Away darted Lord Rotherwood to fetch it himself, but Phyllis was before him; her merry laugh was heard, as he chased her round the hall to get possession of his book, throwing down two or three cloaks to intercept her path. Mr. Mohun took the opportunity of his absence to tell Claude that he need not refuse on the score of expense.
‘Thank you,’ was all Claude’s answer.
Lord Rotherwood returned, and after punishing the discourteous Reginald by raising him up by his ears, he proceeded to give a full description of the delights of his expedition, the girls joining heartily with him in declaring it as well arranged as possible, and bringing all their knowledge of German travels to bear upon it. Claude sometimes put in a word, but never as if he cared much about the matter, and he was not to be persuaded to give any decided answer as to whether he would accompany the Marquis.

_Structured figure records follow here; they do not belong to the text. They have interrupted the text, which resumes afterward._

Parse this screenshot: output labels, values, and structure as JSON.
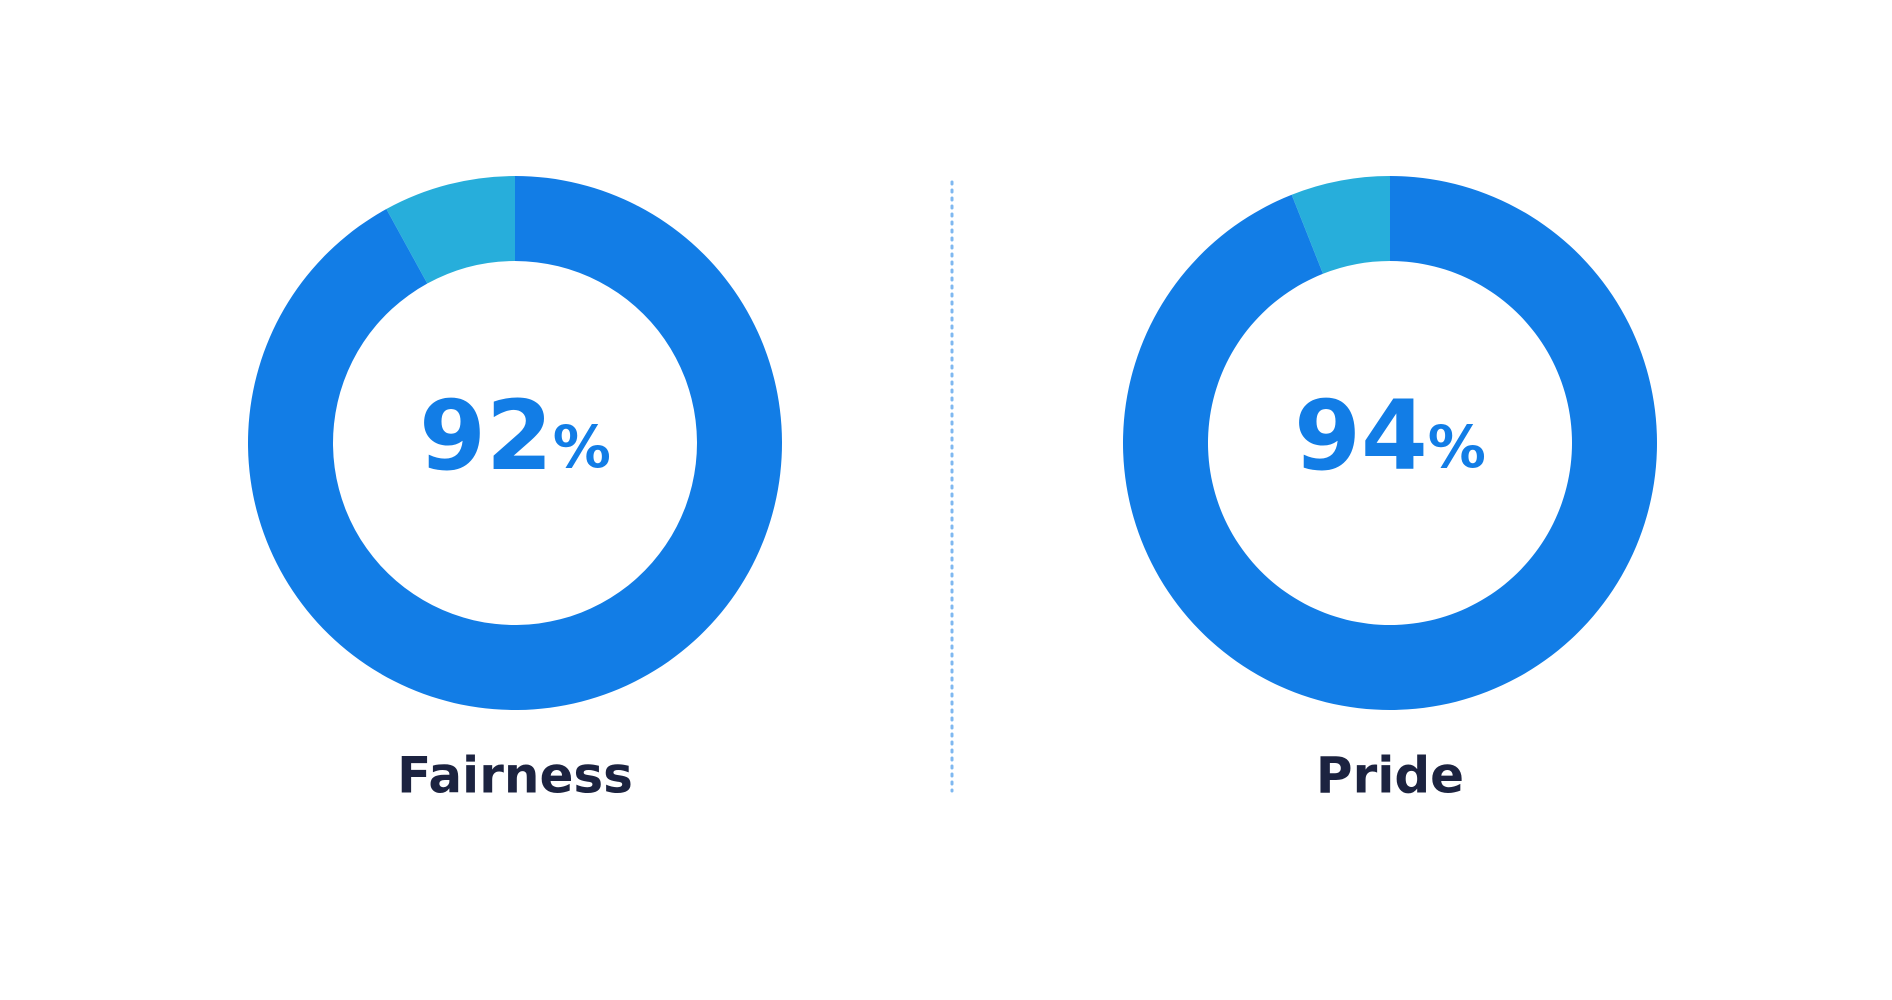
{
  "chart_data": [
    {
      "type": "donut",
      "title": "Fairness",
      "categories": [
        null,
        null
      ],
      "values": [
        92,
        8
      ],
      "value_labels": [
        "92%",
        null
      ],
      "colors": [
        "#127de6",
        "#27aedb"
      ]
    },
    {
      "type": "donut",
      "title": "Pride",
      "categories": [
        null,
        null
      ],
      "values": [
        94,
        6
      ],
      "value_labels": [
        "94%",
        null
      ],
      "colors": [
        "#127de6",
        "#27aedb"
      ]
    }
  ]
}
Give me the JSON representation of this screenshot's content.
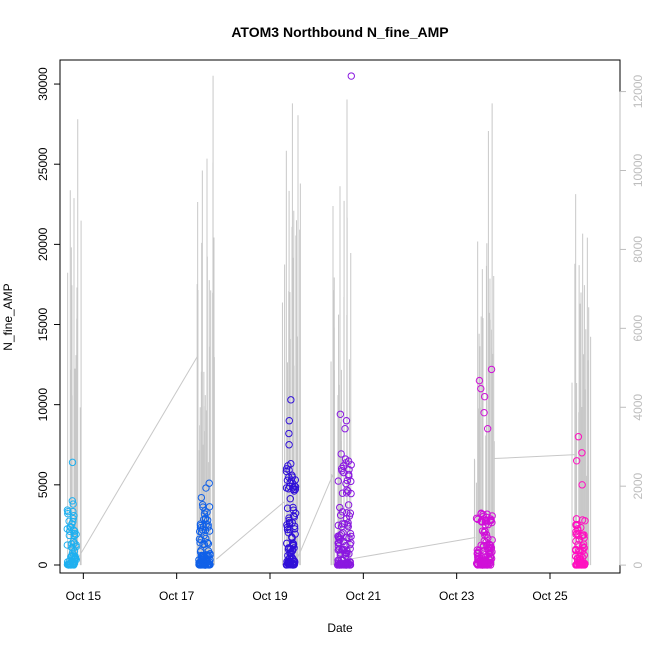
{
  "chart_data": {
    "type": "scatter",
    "title": "ATOM3 Northbound N_fine_AMP",
    "xlabel": "Date",
    "ylabel": "N_fine_AMP",
    "x_ticks": [
      "Oct 15",
      "Oct 17",
      "Oct 19",
      "Oct 21",
      "Oct 23",
      "Oct 25"
    ],
    "y_ticks_left": [
      "0",
      "5000",
      "10000",
      "15000",
      "20000",
      "25000",
      "30000"
    ],
    "y_ticks_right": [
      "0",
      "2000",
      "4000",
      "6000",
      "8000",
      "10000",
      "12000"
    ],
    "xlim": [
      "Oct 14 12:00",
      "Oct 26 12:00"
    ],
    "ylim_left": [
      -500,
      31500
    ],
    "ylim_right": [
      -200,
      12800
    ],
    "grid": false,
    "colors": {
      "line": "#c8c8c8",
      "right_axis": "#bdbdbd",
      "points_gradient": [
        "#1fb0f0",
        "#1060e8",
        "#3010d8",
        "#8a18e0",
        "#d010d8",
        "#ff10c0"
      ]
    },
    "series": [
      {
        "kind": "points-left",
        "clusters": [
          {
            "day": 14.75,
            "spread": 0.2,
            "n": 60,
            "base": [
              0,
              3500
            ],
            "outliers": [
              6400,
              4000,
              3800,
              3200
            ]
          },
          {
            "day": 17.6,
            "spread": 0.25,
            "n": 90,
            "base": [
              0,
              4000
            ],
            "outliers": [
              5100,
              4800,
              4200
            ]
          },
          {
            "day": 19.45,
            "spread": 0.2,
            "n": 90,
            "base": [
              0,
              6500
            ],
            "outliers": [
              10300,
              9000,
              8200,
              7500
            ]
          },
          {
            "day": 20.6,
            "spread": 0.3,
            "n": 110,
            "base": [
              0,
              7000
            ],
            "outliers": [
              30500,
              9400,
              9000,
              8500
            ]
          },
          {
            "day": 23.6,
            "spread": 0.35,
            "n": 110,
            "base": [
              0,
              3500
            ],
            "outliers": [
              12200,
              11500,
              11000,
              10500,
              9500,
              8500
            ]
          },
          {
            "day": 25.65,
            "spread": 0.2,
            "n": 70,
            "base": [
              0,
              3000
            ],
            "outliers": [
              8000,
              7000,
              6500,
              5000
            ]
          }
        ]
      },
      {
        "kind": "line-right",
        "peaks": [
          {
            "day": 14.72,
            "max": 9500
          },
          {
            "day": 14.8,
            "max": 9300
          },
          {
            "day": 14.88,
            "max": 11300
          },
          {
            "day": 17.45,
            "max": 9200
          },
          {
            "day": 17.55,
            "max": 10000
          },
          {
            "day": 17.65,
            "max": 10300
          },
          {
            "day": 17.78,
            "max": 12400
          },
          {
            "day": 19.35,
            "max": 10500
          },
          {
            "day": 19.48,
            "max": 11700
          },
          {
            "day": 19.6,
            "max": 11400
          },
          {
            "day": 20.35,
            "max": 9100
          },
          {
            "day": 20.5,
            "max": 9600
          },
          {
            "day": 20.65,
            "max": 11800
          },
          {
            "day": 23.45,
            "max": 8200
          },
          {
            "day": 23.55,
            "max": 7500
          },
          {
            "day": 23.68,
            "max": 11000
          },
          {
            "day": 23.76,
            "max": 11700
          },
          {
            "day": 25.55,
            "max": 9400
          },
          {
            "day": 25.7,
            "max": 8400
          },
          {
            "day": 25.8,
            "max": 8300
          }
        ],
        "connectors": [
          {
            "from": [
              14.9,
              200
            ],
            "to": [
              17.45,
              5300
            ]
          },
          {
            "from": [
              17.85,
              150
            ],
            "to": [
              19.3,
              1600
            ]
          },
          {
            "from": [
              19.6,
              200
            ],
            "to": [
              20.35,
              2300
            ]
          },
          {
            "from": [
              20.7,
              150
            ],
            "to": [
              23.4,
              700
            ]
          },
          {
            "from": [
              23.8,
              2700
            ],
            "to": [
              25.55,
              2800
            ]
          }
        ]
      }
    ]
  }
}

The next morning at breakfast Lord Rotherwood returned to the charge, but Claude seemed even more inclined to refuse than the day before. Lilias could not divine what was the matter with him, and lingered long after her sisters had gone to school, to hear what answer he would make; and when Mr. Mohun looked at his watch, and asked her if she knew how late it was, she rose from the breakfast-table with a sigh, and thought while she was putting on her bonnet how much less agreeable the school had been since the schism in the parish. And besides, now that Faith and Esther, and one or two others of her best scholars, had gone away from school, there seemed to be no one of any intelligence or knowledge left in the class, except Marianne Weston, who knew too much for the others, and one or two clever inattentive little girls: Lily almost disliked teaching them.
Phyllis and Adeline were in Miss Weston’s class, and much did they delight in her teaching. There was a quiet earnestness in her manner which attracted her pupils, and fixed their attention, so as scarcely to allow the careless room for irreverence, while mere cleverness seemed almost to lose its advantage in learning what can only truly be entered into by those whose conduct agrees with their knowledge.